The world economy grew by 2.7% in the third quarter of 2016 compared with a year earlier, down from 2.8% the previous quarter. Growth remains steady in India and China: together they accounted for 65% of world growth. Other emerging markets struggled: they contributed 16%, down from 21% in the previous quarter, their lowest share since 2008. In particular, falling smartphone exports took a heavy toll on South Korea.
Adding US GDP growth to China and India gets to about 75% of world growth.
Donald Trump’s tax proposals could spur more economic growth and more jobs … for awhile. But by 2024, that positive effect turns negative. His plan would slow growth created relative to what’s expected under today’s policies.
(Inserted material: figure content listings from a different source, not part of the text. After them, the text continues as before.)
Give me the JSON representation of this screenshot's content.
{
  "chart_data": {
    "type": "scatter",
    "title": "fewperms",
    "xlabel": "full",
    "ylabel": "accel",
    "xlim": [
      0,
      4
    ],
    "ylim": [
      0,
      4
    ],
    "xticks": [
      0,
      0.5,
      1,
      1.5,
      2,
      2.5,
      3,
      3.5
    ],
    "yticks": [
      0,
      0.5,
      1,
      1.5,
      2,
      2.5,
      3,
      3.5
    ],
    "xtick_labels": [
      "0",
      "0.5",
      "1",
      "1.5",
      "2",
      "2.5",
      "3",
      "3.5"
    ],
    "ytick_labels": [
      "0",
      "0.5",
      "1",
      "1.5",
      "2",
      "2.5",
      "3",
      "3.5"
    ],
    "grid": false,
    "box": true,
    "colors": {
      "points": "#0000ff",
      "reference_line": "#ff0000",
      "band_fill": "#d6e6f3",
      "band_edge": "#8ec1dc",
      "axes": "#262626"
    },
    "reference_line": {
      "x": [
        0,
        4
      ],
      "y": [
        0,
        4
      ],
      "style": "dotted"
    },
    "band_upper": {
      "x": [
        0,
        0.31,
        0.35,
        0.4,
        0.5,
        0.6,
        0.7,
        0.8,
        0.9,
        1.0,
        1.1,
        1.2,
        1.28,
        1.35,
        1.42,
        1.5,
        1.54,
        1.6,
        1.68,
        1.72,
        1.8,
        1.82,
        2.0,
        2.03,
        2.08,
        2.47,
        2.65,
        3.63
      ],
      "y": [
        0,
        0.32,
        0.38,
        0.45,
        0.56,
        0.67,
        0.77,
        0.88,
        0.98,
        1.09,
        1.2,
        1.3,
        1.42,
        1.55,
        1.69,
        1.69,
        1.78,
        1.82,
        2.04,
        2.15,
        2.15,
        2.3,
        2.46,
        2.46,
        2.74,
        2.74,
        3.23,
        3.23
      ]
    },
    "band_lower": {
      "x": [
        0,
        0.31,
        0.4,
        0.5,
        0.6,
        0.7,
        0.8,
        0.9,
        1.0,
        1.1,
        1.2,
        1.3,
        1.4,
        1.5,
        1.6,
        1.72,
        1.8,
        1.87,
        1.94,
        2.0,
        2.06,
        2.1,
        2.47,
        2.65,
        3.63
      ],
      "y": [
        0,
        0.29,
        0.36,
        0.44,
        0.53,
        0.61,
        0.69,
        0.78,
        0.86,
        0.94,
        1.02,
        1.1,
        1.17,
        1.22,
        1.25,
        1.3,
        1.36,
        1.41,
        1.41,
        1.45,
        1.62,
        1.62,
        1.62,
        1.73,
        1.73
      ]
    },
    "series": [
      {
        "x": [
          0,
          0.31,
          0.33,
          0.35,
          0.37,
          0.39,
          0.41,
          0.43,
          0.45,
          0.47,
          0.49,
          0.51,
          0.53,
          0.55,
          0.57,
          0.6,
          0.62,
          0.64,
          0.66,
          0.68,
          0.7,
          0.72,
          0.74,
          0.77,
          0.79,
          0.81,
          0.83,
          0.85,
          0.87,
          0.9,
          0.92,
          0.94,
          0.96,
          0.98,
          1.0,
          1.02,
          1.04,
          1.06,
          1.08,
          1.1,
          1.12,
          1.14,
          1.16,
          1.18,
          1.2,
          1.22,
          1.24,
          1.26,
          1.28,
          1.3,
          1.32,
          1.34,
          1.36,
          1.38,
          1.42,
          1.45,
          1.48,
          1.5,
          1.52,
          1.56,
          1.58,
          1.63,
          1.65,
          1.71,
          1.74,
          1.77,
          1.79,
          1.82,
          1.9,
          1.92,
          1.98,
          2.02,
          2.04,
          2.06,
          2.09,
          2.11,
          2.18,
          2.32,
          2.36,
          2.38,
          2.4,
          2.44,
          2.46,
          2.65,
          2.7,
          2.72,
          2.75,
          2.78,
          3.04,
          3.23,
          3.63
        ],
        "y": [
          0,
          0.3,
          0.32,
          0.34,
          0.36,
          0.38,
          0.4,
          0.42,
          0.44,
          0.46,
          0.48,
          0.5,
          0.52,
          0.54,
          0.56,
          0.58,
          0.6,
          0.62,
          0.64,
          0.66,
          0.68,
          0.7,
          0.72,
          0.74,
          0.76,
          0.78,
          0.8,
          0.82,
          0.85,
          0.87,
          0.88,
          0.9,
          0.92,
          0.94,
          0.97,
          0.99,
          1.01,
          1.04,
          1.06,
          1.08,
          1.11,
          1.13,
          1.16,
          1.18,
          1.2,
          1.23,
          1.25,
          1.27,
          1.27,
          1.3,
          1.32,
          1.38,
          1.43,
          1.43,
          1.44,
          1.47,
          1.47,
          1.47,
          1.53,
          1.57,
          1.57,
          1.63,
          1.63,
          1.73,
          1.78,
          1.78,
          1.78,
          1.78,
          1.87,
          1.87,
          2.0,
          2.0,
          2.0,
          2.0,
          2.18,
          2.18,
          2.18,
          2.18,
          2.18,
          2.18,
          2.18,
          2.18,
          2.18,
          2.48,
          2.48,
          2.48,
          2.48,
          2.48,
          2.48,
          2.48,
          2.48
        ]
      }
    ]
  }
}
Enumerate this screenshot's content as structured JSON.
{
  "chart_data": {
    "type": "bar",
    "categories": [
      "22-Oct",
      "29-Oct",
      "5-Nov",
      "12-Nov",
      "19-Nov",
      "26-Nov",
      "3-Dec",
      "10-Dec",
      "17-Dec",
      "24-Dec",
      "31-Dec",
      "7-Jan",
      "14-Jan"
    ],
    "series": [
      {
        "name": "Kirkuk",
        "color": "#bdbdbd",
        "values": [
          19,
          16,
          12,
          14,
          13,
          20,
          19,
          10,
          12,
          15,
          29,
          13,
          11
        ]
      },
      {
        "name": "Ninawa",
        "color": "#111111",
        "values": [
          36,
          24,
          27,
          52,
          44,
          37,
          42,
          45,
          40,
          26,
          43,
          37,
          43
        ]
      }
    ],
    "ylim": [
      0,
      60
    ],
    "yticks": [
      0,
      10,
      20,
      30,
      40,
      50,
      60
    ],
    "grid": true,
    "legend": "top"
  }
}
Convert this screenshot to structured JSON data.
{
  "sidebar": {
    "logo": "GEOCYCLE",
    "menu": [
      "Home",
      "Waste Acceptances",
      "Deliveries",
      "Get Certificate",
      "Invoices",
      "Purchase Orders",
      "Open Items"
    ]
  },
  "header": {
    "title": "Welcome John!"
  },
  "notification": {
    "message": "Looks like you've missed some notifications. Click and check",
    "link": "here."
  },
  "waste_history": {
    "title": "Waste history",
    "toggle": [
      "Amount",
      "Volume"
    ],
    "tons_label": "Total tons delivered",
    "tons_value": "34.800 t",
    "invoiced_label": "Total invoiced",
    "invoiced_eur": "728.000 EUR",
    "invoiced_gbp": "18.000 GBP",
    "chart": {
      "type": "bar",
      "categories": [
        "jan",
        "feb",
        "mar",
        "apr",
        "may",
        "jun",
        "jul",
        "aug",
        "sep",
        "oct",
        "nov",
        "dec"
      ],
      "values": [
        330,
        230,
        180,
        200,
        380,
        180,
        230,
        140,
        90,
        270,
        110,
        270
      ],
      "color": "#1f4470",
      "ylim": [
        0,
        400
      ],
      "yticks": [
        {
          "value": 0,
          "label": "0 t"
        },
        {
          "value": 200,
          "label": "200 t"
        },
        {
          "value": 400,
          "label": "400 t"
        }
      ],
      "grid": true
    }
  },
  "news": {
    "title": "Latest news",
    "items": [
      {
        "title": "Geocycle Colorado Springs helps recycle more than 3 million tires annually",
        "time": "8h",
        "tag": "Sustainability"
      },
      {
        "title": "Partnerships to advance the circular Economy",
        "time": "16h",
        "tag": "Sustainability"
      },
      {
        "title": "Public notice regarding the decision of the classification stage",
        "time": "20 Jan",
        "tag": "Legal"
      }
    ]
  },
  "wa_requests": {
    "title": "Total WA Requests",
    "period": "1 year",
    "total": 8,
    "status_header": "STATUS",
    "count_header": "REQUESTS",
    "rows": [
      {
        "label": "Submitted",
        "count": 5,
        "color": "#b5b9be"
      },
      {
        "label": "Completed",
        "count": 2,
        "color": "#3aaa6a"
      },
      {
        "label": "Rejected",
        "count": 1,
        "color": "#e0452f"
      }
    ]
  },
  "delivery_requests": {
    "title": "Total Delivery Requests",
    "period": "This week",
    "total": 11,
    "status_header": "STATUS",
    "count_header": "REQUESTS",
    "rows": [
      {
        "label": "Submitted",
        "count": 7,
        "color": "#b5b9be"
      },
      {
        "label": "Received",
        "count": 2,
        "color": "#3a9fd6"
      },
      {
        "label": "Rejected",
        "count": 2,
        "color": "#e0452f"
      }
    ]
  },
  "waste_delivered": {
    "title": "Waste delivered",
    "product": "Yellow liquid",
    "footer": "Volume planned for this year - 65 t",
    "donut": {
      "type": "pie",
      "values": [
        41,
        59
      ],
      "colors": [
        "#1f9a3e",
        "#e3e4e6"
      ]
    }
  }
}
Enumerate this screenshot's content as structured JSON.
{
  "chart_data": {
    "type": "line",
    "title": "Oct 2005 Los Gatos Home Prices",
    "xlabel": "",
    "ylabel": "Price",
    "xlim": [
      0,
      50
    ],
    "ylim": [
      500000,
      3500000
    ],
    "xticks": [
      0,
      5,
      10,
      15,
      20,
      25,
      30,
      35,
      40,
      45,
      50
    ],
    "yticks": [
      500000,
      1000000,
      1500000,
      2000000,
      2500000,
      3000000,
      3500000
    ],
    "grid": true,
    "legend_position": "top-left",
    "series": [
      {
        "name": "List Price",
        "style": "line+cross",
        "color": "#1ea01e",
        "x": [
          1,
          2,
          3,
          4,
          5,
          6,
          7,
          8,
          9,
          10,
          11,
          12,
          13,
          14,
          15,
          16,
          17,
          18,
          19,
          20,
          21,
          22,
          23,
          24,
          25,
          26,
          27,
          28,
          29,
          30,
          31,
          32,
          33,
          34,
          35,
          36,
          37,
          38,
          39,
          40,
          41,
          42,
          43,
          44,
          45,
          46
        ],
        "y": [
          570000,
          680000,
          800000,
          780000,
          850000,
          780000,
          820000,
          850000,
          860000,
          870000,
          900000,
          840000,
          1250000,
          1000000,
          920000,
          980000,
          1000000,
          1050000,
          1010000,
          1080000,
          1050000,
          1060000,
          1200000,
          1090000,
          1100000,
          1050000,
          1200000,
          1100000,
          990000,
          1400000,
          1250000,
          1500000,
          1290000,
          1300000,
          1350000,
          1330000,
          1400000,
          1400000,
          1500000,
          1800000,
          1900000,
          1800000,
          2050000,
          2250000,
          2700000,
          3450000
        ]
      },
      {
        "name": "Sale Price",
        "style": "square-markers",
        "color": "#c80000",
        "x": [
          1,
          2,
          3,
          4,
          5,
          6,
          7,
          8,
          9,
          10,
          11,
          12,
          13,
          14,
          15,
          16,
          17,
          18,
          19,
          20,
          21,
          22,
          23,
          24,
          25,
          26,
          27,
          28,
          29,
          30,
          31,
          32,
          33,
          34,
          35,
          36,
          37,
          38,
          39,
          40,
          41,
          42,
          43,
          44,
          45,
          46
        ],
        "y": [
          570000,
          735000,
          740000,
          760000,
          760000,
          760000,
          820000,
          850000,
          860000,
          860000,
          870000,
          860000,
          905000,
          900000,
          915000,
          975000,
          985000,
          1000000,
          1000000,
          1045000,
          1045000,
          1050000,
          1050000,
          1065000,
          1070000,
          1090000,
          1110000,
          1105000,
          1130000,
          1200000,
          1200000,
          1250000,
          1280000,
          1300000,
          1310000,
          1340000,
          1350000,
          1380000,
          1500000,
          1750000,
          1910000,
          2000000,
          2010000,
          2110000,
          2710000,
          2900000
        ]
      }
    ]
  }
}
Its model estimates that Trump’s plan could add an additional 1.1% in 2018 relative to current law. But by 2024 that positive effect is erased and by 2027 it could lower GDP by 0.78%. By 2037, it could produce 4.6% less GDP than expected.
JP Morgan economist Michael Feroli thinks the Trump fiscal program could boost GDP by 1.5% over two years while doubling the federal budget deficit. But import curbs could cripple US businesses dependent on global supply chains.
The nominal US gross domestic product (GDP) grew at an annual rate of 1.9% since 2002.
Tax cuts and other fiscal stimulus could boost US contribution to world economic growth up to the level of India. India has been contributing about 20% of world economic growth. China has been contributing 45%. Higher US growth would also likely boost the growth in other countries as well.